This article has been republished in its entirety from the Fall 2001 issue of Library Journal Net Connect magazine with the permission of Library Journal, 245 West 17th Street, New York, NY 10011.
Media coverage and general awareness of Linux has exploded in the past few years, but perhaps a short review is in order. Linux was created by Linux Torvalds, then a student at the University of Helsinki, Finland. It is an open source Unix clone that aims at POSIX (Portable Operating System Interface) compliance. It is developed and maintained by many Unix programmers and wizards worldwide via the Internet.
Linux itself is the core piece of software that allows other programs to communicate with the hardware. When most people talk about Linux, what they're really talking about is a Linux distribution, which includes the Linux kernel and a wide variety of software from other sources. Linux would not exist without major contributions from two of these sources: the Free Software Foundation's GNU project and Berkeley Systems Design (BSD) Unix, one of the original flavors of Unix. Beyond the Linux hype, these are the benefits and drawbacks of using Linux. What are the criteria for deciding if Linux is right for your Library? If it is, how do you get started.
First, the good news: there are many advantages to using Linux as your server's operating system. Linux doesn't have the overwhelming hardware requirements of other operating systems. It will run on nearly any of Intel's family of x86 processors and clones, which means getting started with Linux can be relatively inexpensive. Although my Library's Linux boxes now live on server class hardware, they started out running on desktop PCs . One server was a recycled 486/66 with 16Mb of RAM and a whopping 300Mb disk drive! This may not sound like much by today's standards, but it was more than adequate for the server's duties at the time.
Linux can be purchased on CD-ROM from one of several Linux distribution vendors or downloaded for free from the Internet. Purchasing Linux on CD-ROM is a good way to get started because distributions typically include an easy-to-use graphical installer, a wide variety of commonly installed software, documentation and often limited installation support. All the software packages included in the distribution have been checked and will, in most cases, work and play well together. Linux doesn't have any licensing issues, so one copy can be installed on any number of computers, a definite advantage over commercial operating systems.
Linux is open source, which means that all noncommercial software includes the source code. Although this may not be of interest to the average user, it allows those so inclined to make improvements and submit bug fixes back to the software's maintainer(s). These changes are often incorporated into the next release of the software, thereby benefitting all users.

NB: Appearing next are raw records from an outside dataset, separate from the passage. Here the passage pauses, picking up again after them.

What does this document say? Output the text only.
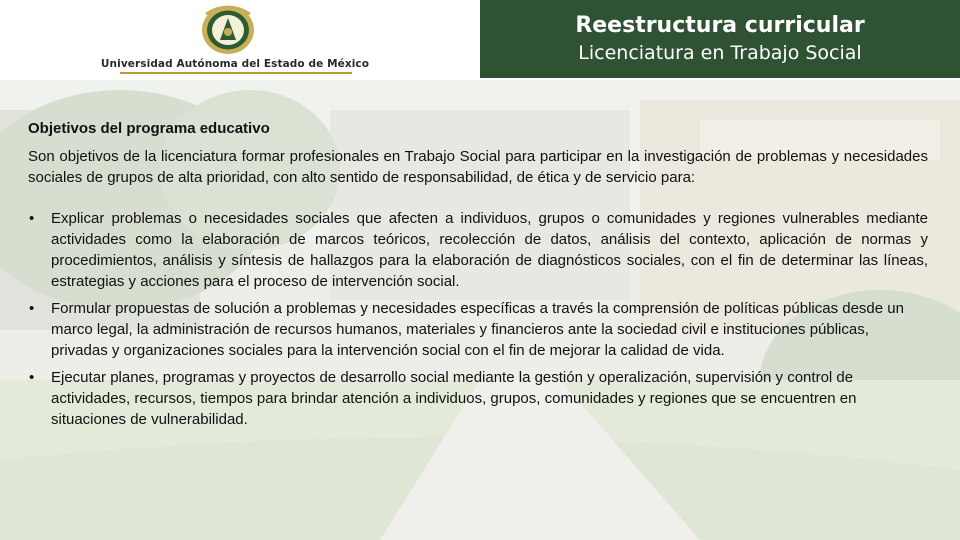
Universidad Autónoma del Estado de México
Reestructura curricular
Licenciatura en Trabajo Social
Objetivos del programa educativo
Son objetivos de la licenciatura formar profesionales en Trabajo Social para participar en la investigación de problemas y necesidades sociales de grupos de alta prioridad, con alto sentido de responsabilidad, de ética y de servicio para:
• Explicar problemas o necesidades sociales que afecten a individuos, grupos o comunidades y regiones vulnerables mediante actividades como la elaboración de marcos teóricos, recolección de datos, análisis del contexto, aplicación de normas y procedimientos, análisis y síntesis de hallazgos para la elaboración de diagnósticos sociales, con el fin de determinar las líneas, estrategias y acciones para el proceso de intervención social.
• Formular propuestas de solución a problemas y necesidades específicas a través la comprensión de políticas públicas desde un marco legal, la administración de recursos humanos, materiales y financieros ante la sociedad civil e instituciones públicas, privadas y organizaciones sociales para la intervención social con el fin de mejorar la calidad de vida.
• Ejecutar planes, programas y proyectos de desarrollo social mediante la gestión y operalización, supervisión y control de actividades, recursos, tiempos para brindar atención a individuos, grupos, comunidades y regiones que se encuentren en situaciones de vulnerabilidad.
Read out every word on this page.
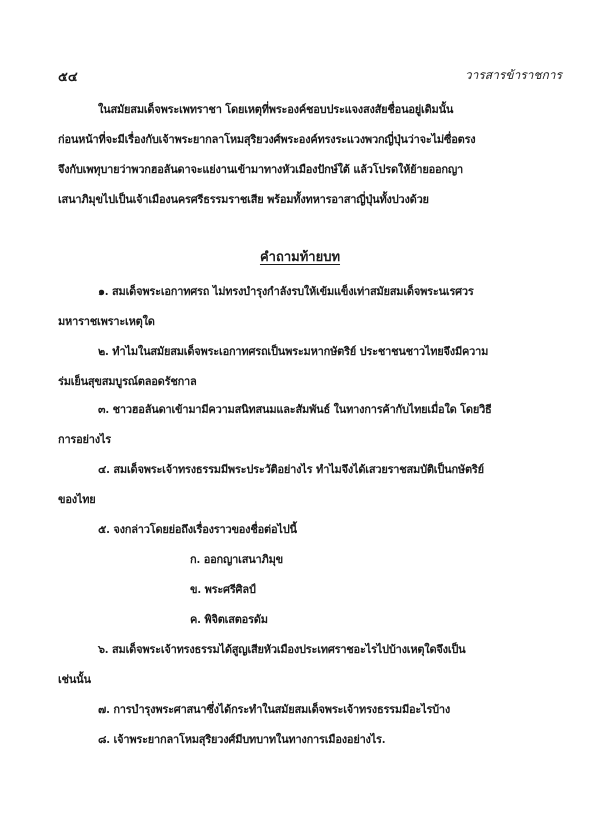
๕๔	วารสารข้าราชการ
ในสมัยสมเด็จพระเพทราชา โดยเหตุที่พระองค์ชอบประแจงสงสัยชื่อนอยู่เดิมนั้น
ก่อนหน้าที่จะมีเรื่องกับเจ้าพระยากลาโหมสุริยวงศ์พระองค์ทรงระแวงพวกญี่ปุ่นว่าจะไม่ซื่อตรง
จึงกับเพทุบายว่าพวกฮอลันดาจะแย่งานเข้ามาทางหัวเมืองปักษ์ใต้ แล้วโปรดให้ย้ายออกญา
เสนาภิมุขไปเป็นเจ้าเมืองนครศรีธรรมราชเสีย พร้อมทั้งทหารอาสาญี่ปุ่นทั้งปวงด้วย
คำถามท้ายบท
๑. สมเด็จพระเอกาทศรถ ไม่ทรงบำรุงกำลังรบให้เข้มแข็งเท่าสมัยสมเด็จพระนเรศวร
มหาราชเพราะเหตุใด
๒. ทำไมในสมัยสมเด็จพระเอกาทศรถเป็นพระมหากษัตริย์ ประชาชนชาวไทยจึงมีความ
ร่มเย็นสุขสมบูรณ์ตลอดรัชกาล
๓. ชาวฮอลันดาเข้ามามีความสนิทสนมและสัมพันธ์ ในทางการค้ากับไทยเมื่อใด โดยวิธี
การอย่างไร
๔. สมเด็จพระเจ้าทรงธรรมมีพระประวัติอย่างไร ทำไมจึงได้เสวยราชสมบัติเป็นกษัตริย์
ของไทย
๕. จงกล่าวโดยย่อถึงเรื่องราวของชื่อต่อไปนี้
ก. ออกญาเสนาภิมุข
ข. พระศรีศิลป์
ค. พิจิตเสตอรดัม
๖. สมเด็จพระเจ้าทรงธรรมได้สูญเสียหัวเมืองประเทศราชอะไรไปบ้างเหตุใดจึงเป็น
เช่นนั้น
๗. การบำรุงพระศาสนาซึ่งได้กระทำในสมัยสมเด็จพระเจ้าทรงธรรมมีอะไรบ้าง
๘. เจ้าพระยากลาโหมสุริยวงศ์มีบทบาทในทางการเมืองอย่างไร.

Linux is an extremely stable operating system. Other benchmarks and testimonials aside, it has been astoundingly reliable at our library, Westminster PL, CO. There are only a few occasions when a server running Linux must be rebooted: to install/replace hardware, after an extended power outage or when installing a new kernel. There are no regularly scheduled reboots and the record for continuous uptime at the Library stands at 201 days, with computers powered down only to install more memory, a redundant power supply, and a larger UPS (uninterruptable power supply). We have never experienced software-related downtime and frankly don't expect to.
Linux also doesn't suffer from software "bit rot", meaning that system performance doesn't degrade over time until the operating system must be reinstalled from scratch. Like many modern operating systems Linux uses shared libraries, similar to Windows .dll files. These shared libraries reduce the size of compiled binaries (programs) and provide a standard set of functions and procedures. Unlike other operating systems, regular software packages do not arbitrarily overwrite these shared libraries or install their own versions. This greatly increases system stability and prevents newly installed software from breaking existing software. It also means that software doesn't have to be installed in a particular order to get everything to work correctly. The only time these shared libraries are upgraded is when installing a new release of Linux or when the libraries are intentionally upgraded.
Most Linux distributions use some type of software package management utility, similar to the Windows install/uninstall wizard. This makes all aspects of software management much easier to live with by handling package installation, upgrading, verification, removal and dependency checking. Verification ensures that all files originally installed are still present and reports any differences. Dependency checking verifies that all other required software is already installed and prevents new software from overwriting files already installed by another package. Software packages can also be digitally signed by the package's creator, ensuring that the package hasn't been tampered with.
With the recent attacks on server running Microsoft's Internet Information Server (IIS) and the ongoing battle against Outlook-transmitted viruses, it's refreshing to know that Linux is immune. It is not completely free of vulnerabilities, but its overall design makes it difficult for viruses and worms to have any effect.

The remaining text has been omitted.